Несмотря на то что Меркурий перешёл на режиссёрский, к экзаменам готовился и свободное время проводил с ними. Были они, три друга, очень бедны в те довоенные годы, но жили весело: за чаем и винегретом выдумывали сценарии, разыгрывали спектакли, строили воздушные замки.
— Так продолжалось до «Ведьмы». «Ведьма» — спектакль в ИФЛИ. Нас привёл туда приятель — посмотреть чудо! Мы любили чудеса. И пошли. — Колечка замолчал.
Неровно дышал. «Стенокардия, — машинально отметила Марья, — нужно показать Альберту». Сжигаемый лихорадкой, заросший, как в дни съёмок «Жестокой сказки», сидел, привалившись к спинке скамьи. — Мама играла Ведьму, — сказал наконец.
Марья кивнула.

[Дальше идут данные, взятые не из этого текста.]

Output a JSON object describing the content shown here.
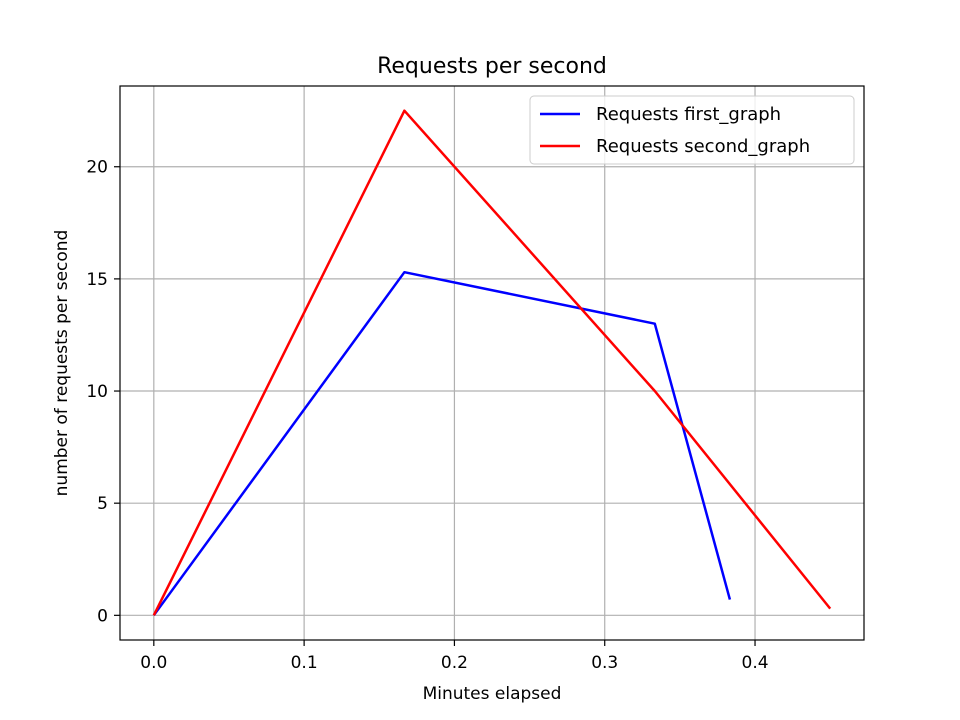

Она знала, что мама играла Ведьму. Но она не знала того, что с этой «Ведьмы» началась драма трёх жизней. Не только отец, но и Пётр, будущий Меркурий, и Колечка ступили в костёр, разожжённый мамой, в котором сгорели потом мама и Колечка.
Они уже снова шли.
— Три раза мы смотрели «Ведьму». Каждый раз мама играла по-разному, другую ведьму. Была ведьма весёлая, из озорства творила жестокие бесчинства. Была ведьма — философ. В третьем спектакле ведьма оказалась страдалица. Она мучила людей и сама погибала с каждым. Прошло, наверное, всего две недели после первой «Ведьмы». Но мы, все трое, можешь представить себе, забросили свой институт и буквально поселились в ИФЛИ. Ходили на лекции и семинары не к себе, а в ИФЛИ, к маме. Раньше всё было просто и демократично. Обстановка такая… студенты — хозяева положения. Свита вела маму домой. Мы с мамой оказались почти соседями. Я жил в Ермолаевском, она — во Вспольном.
— Колечка, давай постоим, отдохнём!
Но Колечка не услышал, продолжал идти и рассказывать. Не о том, что чувствовал тогда он, — она сама догадалась и о бессонных ночах под мамиными окнами, и о внезапно родившемся Меркурии вместо Пети, и о напряжении, возникшем в отношениях трёх друзей, — а о маме. Вот кто о себе не помнил — Колечка!